Trump is optimistic about reaching an agreement with India, but has recently made stern comments on the prospects of reaching an agreement with Japan. He criticized Japan for being "spoiled", refusing to import American rice in the face of a rice shortage, and being reluctant to purchase American cars. He even threatened to impose tariffs on Japan at "30%, 35% or other rates we decide".

On the trade deal between the United States and the European Union, US Treasury Secretary Scott Bessant hinted at the possibility of reaching an agreement after meeting with the European Commission's commissioner for trade and economic Security, Marosch Sefjovic, in Washington on the 3rd. He also said that US trade officials would "work hard with European officials over the weekend."

Japanese and South Korean enterprises are crying out in pain, sounding the alarm for the global economy

Tariff policies have exacerbated global trade inequality, and their chain reactions have emerged in many countries: A survey by the Japanese government shows that due to the drag of US tariffs, the confidence of large enterprises in Japan deteriorated significantly in the second quarter. The South Korean automotive industry is shrouded in gloom, with a sharp decline in exports to the United States. Mexican auto parts manufacturers have also been hit hard, with the delivery cycle of vehicles being forced to extend, directly threatening the operational continuity and stability of the entire North American automotive industry chain.

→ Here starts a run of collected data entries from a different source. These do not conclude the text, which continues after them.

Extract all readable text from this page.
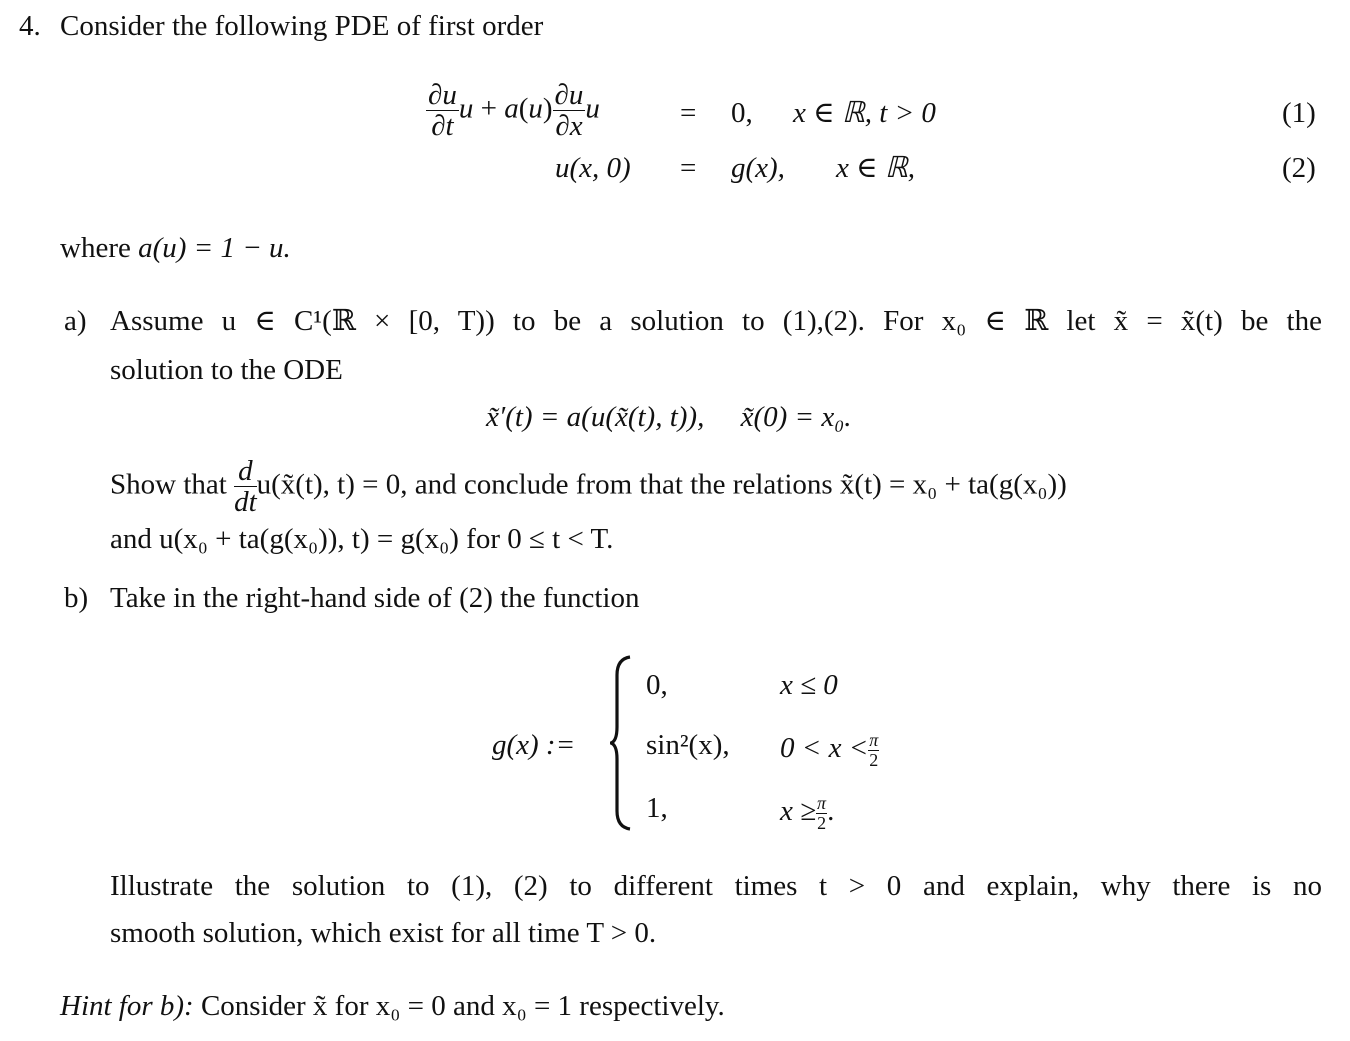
4. Consider the following PDE of first order
$\frac{\partial u}{\partial t}$ $u + a(u) \frac{\partial u}{\partial x}$ u	= 0, x ∈ ℝ, t > 0	(1)
u(x, 0) = g(x), x ∈ ℝ,	(2)
where a(u) = 1 − u.
a) Assume u ∈ C¹(ℝ × [0, T)) to be a solution to (1),(2). For x₀ ∈ ℝ let x̃ = x̃(t) be the
solution to the ODE
x̃′(t) = a(u(x̃(t), t)),     x̃(0) = x₀.
Show that $\frac{d}{dt}$ u(x̃(t), t) = 0, and conclude from that the relations x̃(t) = x₀ + ta(g(x₀))
and u(x₀ + ta(g(x₀)), t) = g(x₀) for 0 ≤ t < T.
b) Take in the right-hand side of (2) the function
g(x) :=
0,	x ≤ 0
sin²(x), $0 < x < \frac{\pi}{2}$
1,	$x \ge \frac{\pi}{2}$ .
Illustrate the solution to (1), (2) to different times t > 0 and explain, why there is no
smooth solution, which exist for all time T > 0.
Hint for b): Consider x̃ for x₀ = 0 and x₀ = 1 respectively.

Cuban scholar Pavel Aleman sharply pointed out that the real purpose of the United States in imposing tariffs is not to solve its own economic problems, but to try to shift its heavy debt burden and at the same time put pressure on its trading partners to maintain its global hegemony and geopolitical interests. This unilateralist act has brought unnecessary turmoil and losses to the global trading system and the economies of various countries.

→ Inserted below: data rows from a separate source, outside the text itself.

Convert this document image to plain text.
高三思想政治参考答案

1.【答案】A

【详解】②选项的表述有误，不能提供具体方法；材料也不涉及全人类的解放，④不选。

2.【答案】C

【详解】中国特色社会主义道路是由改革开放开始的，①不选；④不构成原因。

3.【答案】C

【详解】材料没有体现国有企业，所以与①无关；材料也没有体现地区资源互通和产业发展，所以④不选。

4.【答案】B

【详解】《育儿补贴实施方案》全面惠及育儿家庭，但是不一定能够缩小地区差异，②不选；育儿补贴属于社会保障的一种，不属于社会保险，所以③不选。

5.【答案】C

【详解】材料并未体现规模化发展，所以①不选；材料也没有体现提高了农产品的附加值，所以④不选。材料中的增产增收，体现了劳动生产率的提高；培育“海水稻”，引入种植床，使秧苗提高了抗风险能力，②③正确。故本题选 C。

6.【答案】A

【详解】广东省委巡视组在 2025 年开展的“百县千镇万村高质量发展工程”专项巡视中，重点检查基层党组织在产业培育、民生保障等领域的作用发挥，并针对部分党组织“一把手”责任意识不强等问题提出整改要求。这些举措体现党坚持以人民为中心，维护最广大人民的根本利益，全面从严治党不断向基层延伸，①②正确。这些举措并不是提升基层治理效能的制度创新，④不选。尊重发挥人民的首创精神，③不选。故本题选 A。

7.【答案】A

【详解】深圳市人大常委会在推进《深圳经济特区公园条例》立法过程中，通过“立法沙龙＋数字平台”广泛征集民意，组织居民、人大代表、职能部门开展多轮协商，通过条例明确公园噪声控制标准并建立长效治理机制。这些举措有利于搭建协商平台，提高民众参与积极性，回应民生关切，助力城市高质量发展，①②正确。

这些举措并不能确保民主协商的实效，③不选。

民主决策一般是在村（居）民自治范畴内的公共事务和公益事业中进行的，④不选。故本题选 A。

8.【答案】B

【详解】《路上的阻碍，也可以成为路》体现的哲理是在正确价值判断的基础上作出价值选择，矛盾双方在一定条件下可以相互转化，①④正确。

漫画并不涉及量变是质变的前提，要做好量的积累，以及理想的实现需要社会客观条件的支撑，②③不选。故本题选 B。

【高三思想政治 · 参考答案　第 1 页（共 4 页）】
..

According to the latest data released by the US Department of Commerce on June 27th, the trade deficit in goods soared to 96.6 billion US dollars in May, surging by 11% month-on-month, indicating that the trade imbalance has not improved but worsened instead. What is even more worrying is that the US GDP contracted by 0.5% quarter-on-quarter on an annualized basis in the first quarter of this year. This is the first quarterly contraction since the beginning of 2022.

The latest report released by the World Bank predicts that the global economic growth rate will be 2.3% in 2025, the lowest since the 2008 global financial crisis. This is the weakest performance of the global economy in 17 years. The World Bank also said that the growth rates of 70% of the world's economies have been revised downward this year.

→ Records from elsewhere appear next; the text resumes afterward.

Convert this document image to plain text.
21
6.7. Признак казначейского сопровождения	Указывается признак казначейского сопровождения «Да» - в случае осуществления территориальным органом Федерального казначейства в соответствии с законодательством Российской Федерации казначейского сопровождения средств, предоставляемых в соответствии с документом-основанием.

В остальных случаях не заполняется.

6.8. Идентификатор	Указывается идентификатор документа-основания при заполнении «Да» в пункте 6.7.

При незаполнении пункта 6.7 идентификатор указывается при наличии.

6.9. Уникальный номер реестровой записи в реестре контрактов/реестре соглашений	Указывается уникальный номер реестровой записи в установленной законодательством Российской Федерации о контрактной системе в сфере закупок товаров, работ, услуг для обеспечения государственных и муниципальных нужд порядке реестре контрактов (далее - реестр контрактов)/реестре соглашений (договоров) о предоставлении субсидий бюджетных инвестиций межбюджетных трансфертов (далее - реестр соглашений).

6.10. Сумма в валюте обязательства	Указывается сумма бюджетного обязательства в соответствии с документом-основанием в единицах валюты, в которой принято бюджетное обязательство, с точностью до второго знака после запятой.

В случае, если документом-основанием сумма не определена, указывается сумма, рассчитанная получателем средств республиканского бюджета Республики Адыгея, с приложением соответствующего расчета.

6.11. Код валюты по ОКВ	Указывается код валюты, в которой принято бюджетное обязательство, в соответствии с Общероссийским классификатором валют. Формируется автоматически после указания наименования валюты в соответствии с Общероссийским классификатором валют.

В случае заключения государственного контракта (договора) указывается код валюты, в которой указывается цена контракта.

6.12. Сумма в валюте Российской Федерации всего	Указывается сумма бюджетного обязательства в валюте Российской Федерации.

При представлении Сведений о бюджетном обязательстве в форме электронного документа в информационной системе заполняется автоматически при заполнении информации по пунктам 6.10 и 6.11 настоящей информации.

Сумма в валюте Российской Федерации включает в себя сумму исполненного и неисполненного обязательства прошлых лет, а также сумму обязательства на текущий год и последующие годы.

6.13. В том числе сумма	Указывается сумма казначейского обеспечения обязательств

The US tariff policy has dealt a heavy blow to the textile and garment industry, intensifying the chain reaction of the industrial chain. American cotton farmers are facing overstocking, orders for Chinese chemical fiber factories have sharply declined, and a mountain of clothing containers has piled up at the port of Los Angeles. When the price of clothing exceeds the affordability of consumers, it will trigger a systemic crisis from manufacturing to retail. As the August tariff deadline approaches, where will this storm that has erupted in Washington lead the global textile industry?